Éditions Le Temps qu’il fait, 2018

Quinze à vingt cavaliers surgissent du bois. Une troupe d’archers les appuie. Il faudrait être ingénu pour ne pas voir que ces coupe-jarrets au visage masqué cherchent aventure : ils cernent Montaigne pour l’empêcher de battre en retraite. Le voilà comme une sourix prinse à la trapelle. À quoi pense-t-il ? Regrette-t-il le voyage entrepris ? Lui qui savait le pays chatouilleux malgré la trêve récente, blâme-t-il sa témérité ? N’opposant aucune résistance, il se rend à ses assaillants. On le traîne dans les halliers d’une épaisse et sombre forêt retirée. On le prive de ses chevaux, on le sépare de ses gens, on fouille ses coffres. Une longue tractation commence alors. Quelle rançon acquittera-t-il ? Lui contestera-t-on le droit à la vie ? Les pourparlers durent. Avant de connaître le sort qui l’attend plus de deux heures s’écoulent à l’issue desquelles on l’assied sur une rosse fatiguée, trop lourde pour espérer fuir sur son dos, et on le flanque d’une vingtaine d’arquebusiers qui font escorte. En un instant, Montaigne perd tout : montures, équipage, argent, et la liberté. Tandis que le captif suivait sans illusion ses nouveaux maîtres, le chef de la bande revient auprès de Montaigne. Pour une raison inconnue et tout à fait obscure, il lui découvre son identité, ordonne qu’on lui rende ses vêtements éparpillés ainsi que sa boyte et ses coffres.
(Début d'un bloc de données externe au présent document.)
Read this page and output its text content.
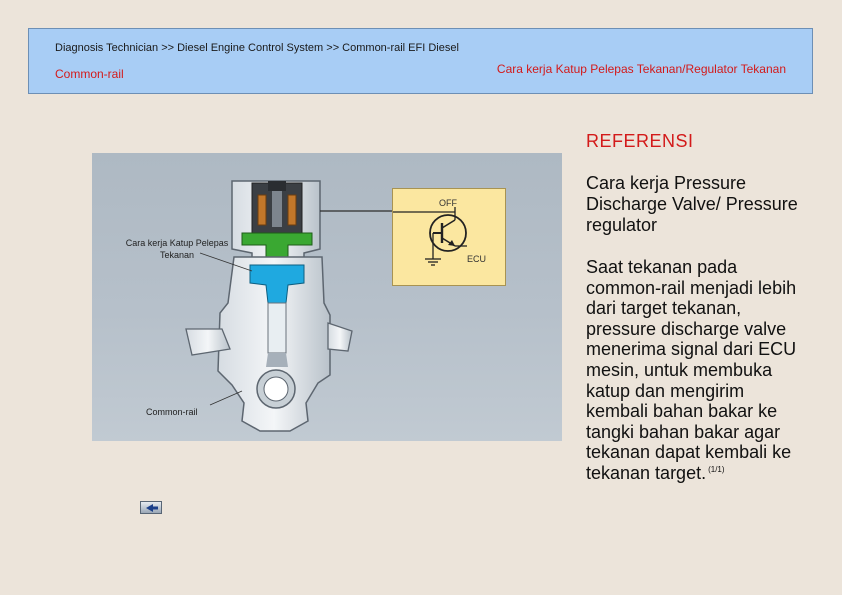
Diagnosis Technician >> Diesel Engine Control System >> Common-rail EFI Diesel
Common-rail	Cara kerja Katup Pelepas Tekanan/Regulator Tekanan
Cara kerja Katup Pelepas Tekanan
Common-rail
OFF
ECU
REFERENSI
Cara kerja Pressure Discharge Valve/ Pressure regulator
Saat tekanan pada common-rail menjadi lebih dari target tekanan, pressure discharge valve menerima signal dari ECU mesin, untuk membuka katup dan mengirim kembali bahan bakar ke tangki bahan bakar agar tekanan dapat kembali ke tekanan target. $^{(1/1)}$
Pourquoi, comme on le lit parfois, cette « boîte » lui aurait-elle été rendue, si elle ne recelait que du numéraire ? Je préfère croire, puisqu’il est certain qu’au cours de ce voyage Montaigne portait chez l’imprimeur à Paris les corrections de ses deux premiers « Essais » et le manuscrit du troisième, certain aussi qu’il faisait voyager ses livres dans des « coffres » au milieu de ses hardes, que les feuillets de son ouvrage étaient couchés là, quelque part, et que par une grâce que la littérature seule est capable de susciter, son livre lui ait sauvé la vie.